GSE Execs Cite Origination Declines, but ‘Robust’ Business Environment

NEW YORK–Senior officials from Fannie Mae and Freddie Mac offered a cautiously optimistic forecast for the secondary mortgage market in the near future, despite projected declines in volume.

“Our forecast for this year is to be down by about 20 percent on total volume,” said Andrew Bon Salle, executive vice president of single-family business with Fannie Mae, Washington, D.C. “The shift is happening. We’re seeing a sharp drop in refinance applications, but we’re seeing a stronger uptick in the purchase market.”

execs“We continue to have a robust business environment,” said Dave Lowman, executive vice president of single-family business with Freddie Mac, McLean, Va. “We’ve seen the mix of purchase and refi hanging in there, with refis slowly choking off. Volumes are down, but rates are down and this is still a great time for people to borrow. We do expect a drop in overall volume by about 25 percent, from $2.1 trillion in 2016 to about $1.5 trillion this year.”

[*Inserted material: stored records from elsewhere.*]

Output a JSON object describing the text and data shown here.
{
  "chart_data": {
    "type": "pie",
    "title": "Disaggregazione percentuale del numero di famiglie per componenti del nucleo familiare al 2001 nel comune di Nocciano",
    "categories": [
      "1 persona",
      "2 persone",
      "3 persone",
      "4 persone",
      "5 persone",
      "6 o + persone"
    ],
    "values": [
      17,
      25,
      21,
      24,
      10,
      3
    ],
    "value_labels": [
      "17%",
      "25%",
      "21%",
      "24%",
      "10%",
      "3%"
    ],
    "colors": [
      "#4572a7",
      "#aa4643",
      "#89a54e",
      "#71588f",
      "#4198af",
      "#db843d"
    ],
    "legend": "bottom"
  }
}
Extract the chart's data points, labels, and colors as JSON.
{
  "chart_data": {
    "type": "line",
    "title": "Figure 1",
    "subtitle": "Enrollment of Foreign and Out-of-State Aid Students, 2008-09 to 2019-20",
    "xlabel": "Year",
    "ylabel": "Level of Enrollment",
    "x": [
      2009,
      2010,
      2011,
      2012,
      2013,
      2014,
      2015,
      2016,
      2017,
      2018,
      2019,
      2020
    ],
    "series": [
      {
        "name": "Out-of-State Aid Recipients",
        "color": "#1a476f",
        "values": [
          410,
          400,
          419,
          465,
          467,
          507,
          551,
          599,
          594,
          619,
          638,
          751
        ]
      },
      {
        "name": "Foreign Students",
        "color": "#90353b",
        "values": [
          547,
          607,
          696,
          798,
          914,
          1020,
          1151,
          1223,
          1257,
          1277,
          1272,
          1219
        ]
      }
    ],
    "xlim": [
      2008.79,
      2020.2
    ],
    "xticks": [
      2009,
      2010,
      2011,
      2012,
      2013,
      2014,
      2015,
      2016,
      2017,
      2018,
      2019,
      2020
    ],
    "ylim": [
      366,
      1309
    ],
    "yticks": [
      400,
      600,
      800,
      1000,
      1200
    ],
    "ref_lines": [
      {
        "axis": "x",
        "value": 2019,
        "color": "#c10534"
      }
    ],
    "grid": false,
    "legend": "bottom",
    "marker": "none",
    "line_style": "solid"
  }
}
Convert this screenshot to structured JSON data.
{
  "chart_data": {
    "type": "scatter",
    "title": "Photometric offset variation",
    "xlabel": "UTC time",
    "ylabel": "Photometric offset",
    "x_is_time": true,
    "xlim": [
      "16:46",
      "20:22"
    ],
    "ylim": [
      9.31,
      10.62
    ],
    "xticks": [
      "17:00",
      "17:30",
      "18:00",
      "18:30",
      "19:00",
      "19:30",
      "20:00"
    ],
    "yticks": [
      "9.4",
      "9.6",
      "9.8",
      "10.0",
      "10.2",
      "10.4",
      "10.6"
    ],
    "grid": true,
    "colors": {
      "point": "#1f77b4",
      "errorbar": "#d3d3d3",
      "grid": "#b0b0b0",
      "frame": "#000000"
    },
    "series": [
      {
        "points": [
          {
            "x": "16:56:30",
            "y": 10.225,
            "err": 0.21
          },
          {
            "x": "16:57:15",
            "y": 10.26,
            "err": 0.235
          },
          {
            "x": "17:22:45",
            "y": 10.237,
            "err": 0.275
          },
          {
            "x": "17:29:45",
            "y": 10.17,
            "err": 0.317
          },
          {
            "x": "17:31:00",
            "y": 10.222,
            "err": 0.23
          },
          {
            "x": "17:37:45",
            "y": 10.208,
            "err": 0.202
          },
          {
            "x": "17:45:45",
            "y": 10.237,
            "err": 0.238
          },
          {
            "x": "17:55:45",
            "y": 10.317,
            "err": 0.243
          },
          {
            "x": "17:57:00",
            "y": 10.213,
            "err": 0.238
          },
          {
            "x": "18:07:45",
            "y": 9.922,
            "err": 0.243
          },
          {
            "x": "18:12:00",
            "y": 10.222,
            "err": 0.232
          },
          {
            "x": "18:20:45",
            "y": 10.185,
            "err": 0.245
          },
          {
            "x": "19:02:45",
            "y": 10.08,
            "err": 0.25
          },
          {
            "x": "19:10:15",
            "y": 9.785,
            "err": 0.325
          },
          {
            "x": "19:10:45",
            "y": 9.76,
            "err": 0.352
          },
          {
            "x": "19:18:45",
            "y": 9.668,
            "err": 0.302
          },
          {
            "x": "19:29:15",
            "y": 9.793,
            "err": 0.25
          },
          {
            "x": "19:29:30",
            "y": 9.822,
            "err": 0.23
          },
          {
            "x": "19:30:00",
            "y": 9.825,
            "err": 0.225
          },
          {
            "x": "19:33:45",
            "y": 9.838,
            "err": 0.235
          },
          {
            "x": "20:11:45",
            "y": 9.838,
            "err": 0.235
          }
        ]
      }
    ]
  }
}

Speaking here at the MBA National Secondary Market Conference & Expo, Lowman noted inventories of homes remain tight. “Theoretically there are more buyers out there than there are homes,” he said.

“All eyes are on interest rates,” Bon Salle said. “You have a potential for a flight to quality that could push down rates. And depending on consumers’ attitudes toward the current Administration and the ability of Congress to move forward, you could see a drop in confidence…The lack of supply is a challenge for first-time homebuyers, and zoning issues and lack of space could continue to have an effect on inventory.”

“Liquidity continues to be a problem in the mortgage servicing rights environment,” Lowman said.

Both executives noted efficiencies have increased substantially, driven by the GSEs themselves and demand from lenders and home buyers.

“What we hear is that our customers want solutions that help them do better business,” Bon Salle said. “They want certainty in the marketplace, and they want to enable a better borrower experience around a digital standpoint, which excites me. We are working with our vendors to make that happen.”

Fannie Mae’s Day 1 Certainty program has been a “game-changer” for the industry, Bon Salle said. “We’ve heard anecdotally that for some of our customers it’s cut the process in half. We’re also working with our servicers to increase efficiency and we’re working hard on managing credit risk. We have a pretty wide box–a 620 FICO minimum. So the next step is extending that box to borrowers. It’s not surprising that most of our business has been right down the middle, but we hope that Day 1 Certainty will generate some confidence in the market and expand the box.”

“We sit on an unbelievable amount of data,” Lowman noted. “We are trying to fundamentally re-imagine the mortgage process. It’s manifested itself in development of our Loan Advisor suite, in which we marry up data that’s publicly available with our own data and lender input.”

The Federal Housing Financial Agency recently issued a report on the GSEs’ Common Securitization Platform and the Single Security, developed with a company jointly owned by Freddie Mac and Fannie Mae. The first phase of the CSP launched last November. Both projects continue to move forward, Bon Salle and Lowman said.

“It went well,” Lowman said. “Both teams are working together to get the next phase ready by 2019. It seems like a long way from now, but there is a lot of work, a lot of coordination and a lot of testing that remains to be done. It’s a massive project–it would be huge for a single company, but for three companies working on that, it takes on a whole new aspect.”

Fannie Mae also moved its next phase back to 2019. “Our main focus is ensuring that the TBD markets continue to operate efficiently,” Bon Salle said. “We’ve already made changes to our investor reporting timeframes to February, which went well. We’re in pretty good shape, but a lot of testing remains to be done.

Lowman said credit risk transfer continues to be a priority. “We continue to work toward redistributing the risk that we’ve accumulated,” he said. “We’re redistributing this risk globally as well as domestically. At the end of the day we are setting standards and distributing risk in a scalable way. We need to make sure that we never end up in the position we were in before where we had so much exposure.”

“It’s the way to do business now,” Bon Salle said. “We now distribute risk on about 25 percent of our book. We’ve created a whole suite of execution and tools to meet the needs of our customers…we also have programs for lenders who want to own their own risk. This is how we are going to do business going forward and we hope that it will result in some private capital coming back into the market. We’ve made a lot of progress in a very short time.”